The Coming of the Spirit of Pestilence

Description

403 pages
Contains Photos, Maps, Bibliography, Index
$85.00
ISBN 0-7748-0755-5
DDC 614.4'2'089970795

Author

Publisher

Year

1999

Contributor

Reviewed by David Mardiros

David Mardiros is a lawyer and anthropological consultant in Terrace,
British Columbia.

Review

While it is well known that diseases introduced by Europeans had
important impacts on the indigenous populations of the New World, the
timing and nature of the impacts on particular culture groups is still
little understood. In this important and comprehensive work, Robert Boyd
shows how successive waves of introduced diseases not only decimated
many of the societies of the Northwest Coast, but also had significant
impacts on those societies’ ability to cope with the changes wrought
by contact with the very groups who introduced the diseases.

One of the most important aspects of this book is the insight it
provides into the role that introduced infectious diseases may have
played in other parts of the Americas.
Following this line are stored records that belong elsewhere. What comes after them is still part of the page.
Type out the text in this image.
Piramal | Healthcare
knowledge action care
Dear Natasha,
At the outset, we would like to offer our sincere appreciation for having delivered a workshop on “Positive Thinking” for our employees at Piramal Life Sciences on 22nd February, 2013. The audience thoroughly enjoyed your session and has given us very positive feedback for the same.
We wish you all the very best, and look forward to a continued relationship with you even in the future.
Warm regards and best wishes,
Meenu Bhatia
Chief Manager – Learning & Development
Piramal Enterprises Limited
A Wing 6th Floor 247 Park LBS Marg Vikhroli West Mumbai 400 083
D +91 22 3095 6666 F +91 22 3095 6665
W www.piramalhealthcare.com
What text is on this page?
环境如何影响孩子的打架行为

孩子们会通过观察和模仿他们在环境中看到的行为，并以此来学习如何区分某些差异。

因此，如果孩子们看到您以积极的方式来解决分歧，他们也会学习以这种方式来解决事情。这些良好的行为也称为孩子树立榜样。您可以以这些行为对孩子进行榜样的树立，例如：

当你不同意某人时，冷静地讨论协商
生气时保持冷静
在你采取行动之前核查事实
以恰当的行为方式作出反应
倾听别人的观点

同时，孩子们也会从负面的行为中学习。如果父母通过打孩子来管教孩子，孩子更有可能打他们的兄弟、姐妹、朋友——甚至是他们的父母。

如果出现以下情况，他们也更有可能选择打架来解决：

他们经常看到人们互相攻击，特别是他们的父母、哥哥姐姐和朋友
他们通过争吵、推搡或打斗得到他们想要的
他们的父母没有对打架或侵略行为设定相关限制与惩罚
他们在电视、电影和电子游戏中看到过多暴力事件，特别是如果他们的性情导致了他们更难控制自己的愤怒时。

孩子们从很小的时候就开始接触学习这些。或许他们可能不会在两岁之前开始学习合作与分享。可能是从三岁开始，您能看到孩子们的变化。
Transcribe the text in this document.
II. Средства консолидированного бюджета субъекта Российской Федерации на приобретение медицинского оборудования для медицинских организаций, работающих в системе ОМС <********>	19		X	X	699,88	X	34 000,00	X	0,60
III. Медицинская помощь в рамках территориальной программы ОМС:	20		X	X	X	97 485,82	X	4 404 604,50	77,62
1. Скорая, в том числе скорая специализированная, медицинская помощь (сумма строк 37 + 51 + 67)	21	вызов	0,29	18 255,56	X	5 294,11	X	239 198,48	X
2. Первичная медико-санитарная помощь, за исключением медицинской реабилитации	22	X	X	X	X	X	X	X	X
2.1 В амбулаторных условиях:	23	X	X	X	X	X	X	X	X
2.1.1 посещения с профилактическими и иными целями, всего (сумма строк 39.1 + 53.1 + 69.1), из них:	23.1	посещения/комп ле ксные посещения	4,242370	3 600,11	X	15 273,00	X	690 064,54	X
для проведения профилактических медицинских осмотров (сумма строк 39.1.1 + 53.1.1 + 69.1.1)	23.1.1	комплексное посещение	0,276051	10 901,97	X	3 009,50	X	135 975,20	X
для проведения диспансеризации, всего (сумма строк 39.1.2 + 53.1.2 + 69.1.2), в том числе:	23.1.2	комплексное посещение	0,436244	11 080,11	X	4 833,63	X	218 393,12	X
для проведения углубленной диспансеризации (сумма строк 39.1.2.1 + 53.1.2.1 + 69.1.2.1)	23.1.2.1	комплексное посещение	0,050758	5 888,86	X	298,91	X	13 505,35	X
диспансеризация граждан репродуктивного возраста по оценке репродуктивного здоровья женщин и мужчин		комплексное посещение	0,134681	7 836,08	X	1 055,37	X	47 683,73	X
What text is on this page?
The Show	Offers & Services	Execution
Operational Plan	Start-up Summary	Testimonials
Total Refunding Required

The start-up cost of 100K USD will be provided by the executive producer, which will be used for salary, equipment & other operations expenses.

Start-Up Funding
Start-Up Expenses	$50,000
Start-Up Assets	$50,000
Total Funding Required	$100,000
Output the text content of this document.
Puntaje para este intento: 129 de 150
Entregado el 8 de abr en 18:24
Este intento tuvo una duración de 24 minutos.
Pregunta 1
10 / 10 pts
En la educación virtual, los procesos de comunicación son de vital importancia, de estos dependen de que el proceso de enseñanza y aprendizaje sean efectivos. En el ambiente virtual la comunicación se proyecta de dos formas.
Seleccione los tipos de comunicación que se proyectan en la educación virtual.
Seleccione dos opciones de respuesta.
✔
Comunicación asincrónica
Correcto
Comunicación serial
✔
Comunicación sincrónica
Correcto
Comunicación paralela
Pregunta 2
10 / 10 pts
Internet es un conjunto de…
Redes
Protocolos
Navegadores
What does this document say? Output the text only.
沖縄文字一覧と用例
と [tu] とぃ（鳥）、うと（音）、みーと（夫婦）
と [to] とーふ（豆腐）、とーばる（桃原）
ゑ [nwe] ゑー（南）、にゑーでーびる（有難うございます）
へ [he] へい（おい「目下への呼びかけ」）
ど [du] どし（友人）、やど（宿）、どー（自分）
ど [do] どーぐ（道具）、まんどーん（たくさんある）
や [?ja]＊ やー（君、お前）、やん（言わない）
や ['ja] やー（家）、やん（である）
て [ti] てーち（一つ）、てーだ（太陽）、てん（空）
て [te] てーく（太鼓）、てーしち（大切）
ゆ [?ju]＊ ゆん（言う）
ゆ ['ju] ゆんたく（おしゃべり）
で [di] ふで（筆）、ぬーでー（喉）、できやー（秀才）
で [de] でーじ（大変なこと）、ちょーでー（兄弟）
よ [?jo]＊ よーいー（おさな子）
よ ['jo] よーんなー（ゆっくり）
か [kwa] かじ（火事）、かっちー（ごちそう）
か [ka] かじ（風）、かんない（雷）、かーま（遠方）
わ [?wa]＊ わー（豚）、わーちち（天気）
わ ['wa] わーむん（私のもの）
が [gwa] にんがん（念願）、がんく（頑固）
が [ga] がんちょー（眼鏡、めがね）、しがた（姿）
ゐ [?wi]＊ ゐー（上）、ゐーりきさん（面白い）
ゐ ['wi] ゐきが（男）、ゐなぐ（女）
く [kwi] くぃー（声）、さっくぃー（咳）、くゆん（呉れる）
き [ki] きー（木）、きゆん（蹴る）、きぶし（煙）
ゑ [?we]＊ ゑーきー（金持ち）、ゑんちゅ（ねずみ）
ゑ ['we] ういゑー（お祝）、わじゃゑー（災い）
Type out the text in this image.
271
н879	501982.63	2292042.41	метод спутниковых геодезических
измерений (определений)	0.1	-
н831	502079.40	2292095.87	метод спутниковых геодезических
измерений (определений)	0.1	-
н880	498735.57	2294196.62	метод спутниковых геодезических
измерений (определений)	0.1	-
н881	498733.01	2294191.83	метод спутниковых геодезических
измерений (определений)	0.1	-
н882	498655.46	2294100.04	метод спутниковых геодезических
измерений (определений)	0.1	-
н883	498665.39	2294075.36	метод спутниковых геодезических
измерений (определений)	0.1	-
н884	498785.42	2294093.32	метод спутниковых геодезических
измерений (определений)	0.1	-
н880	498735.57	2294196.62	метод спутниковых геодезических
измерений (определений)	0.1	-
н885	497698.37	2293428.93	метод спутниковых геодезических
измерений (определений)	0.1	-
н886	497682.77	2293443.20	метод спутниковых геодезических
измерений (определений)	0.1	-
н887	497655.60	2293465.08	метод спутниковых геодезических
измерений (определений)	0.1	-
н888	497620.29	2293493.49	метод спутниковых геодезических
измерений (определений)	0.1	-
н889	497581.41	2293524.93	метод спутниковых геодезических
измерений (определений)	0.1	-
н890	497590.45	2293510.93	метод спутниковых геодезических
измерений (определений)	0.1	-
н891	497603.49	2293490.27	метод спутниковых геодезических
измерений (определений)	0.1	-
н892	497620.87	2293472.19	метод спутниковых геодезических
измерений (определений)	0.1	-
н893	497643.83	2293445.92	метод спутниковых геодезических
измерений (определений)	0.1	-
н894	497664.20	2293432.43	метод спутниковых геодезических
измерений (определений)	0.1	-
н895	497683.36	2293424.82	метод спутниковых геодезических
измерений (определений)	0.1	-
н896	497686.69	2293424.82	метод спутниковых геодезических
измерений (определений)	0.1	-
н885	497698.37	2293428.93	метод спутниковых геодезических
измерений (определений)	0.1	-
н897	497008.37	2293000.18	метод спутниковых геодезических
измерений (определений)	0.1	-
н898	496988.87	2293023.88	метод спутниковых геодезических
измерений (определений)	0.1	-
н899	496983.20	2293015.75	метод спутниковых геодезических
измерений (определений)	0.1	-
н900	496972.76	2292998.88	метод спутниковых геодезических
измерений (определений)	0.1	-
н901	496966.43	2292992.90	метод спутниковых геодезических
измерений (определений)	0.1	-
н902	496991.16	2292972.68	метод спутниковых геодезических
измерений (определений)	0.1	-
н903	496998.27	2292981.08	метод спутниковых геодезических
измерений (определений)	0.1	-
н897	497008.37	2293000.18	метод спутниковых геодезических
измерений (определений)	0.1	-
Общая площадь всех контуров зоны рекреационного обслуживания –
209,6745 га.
Because contact with Europeans
occurred much later on the West Coast than in other places, Boyd is able
to draw on the extensive written records left by explorers, traders, and
missionaries in his analysis to provide precise records of the range of
diseases that were introduced, the timing of epidemics, and the extent
of population decline. Furthermore, by demonstrating the rapidity of the
impact of such diseases as smallpox, measles, and influenza, Boyd shows
how weakened populations would have found it difficult (and in some
cases impossible) to maintain viable societies (the numbers of people
lost would mean that subsistence activities, to say nothing of cultural
and social life, could barely be carried on by the weakened and
demoralized survivors).

The book describes how diseases affected on different regions of the
Pacific Northwest at different times, from the early epidemics on the
Columbia Plateau to what Boyd has called the “final disaster” of the
smallpox epidemic that began in coastal British Columbia in the 1860s.
As a model for studies of other parts of North and South America, this
engaging, scholarly work provides important insights into understanding
what has historically been portrayed as the “conquest.” Boyd has
effectively demonstrated how densely populated and highly organized
societies could virtually collapse as a result of introduced infectious
disease even before the arrival of relatively small groups of Europeans.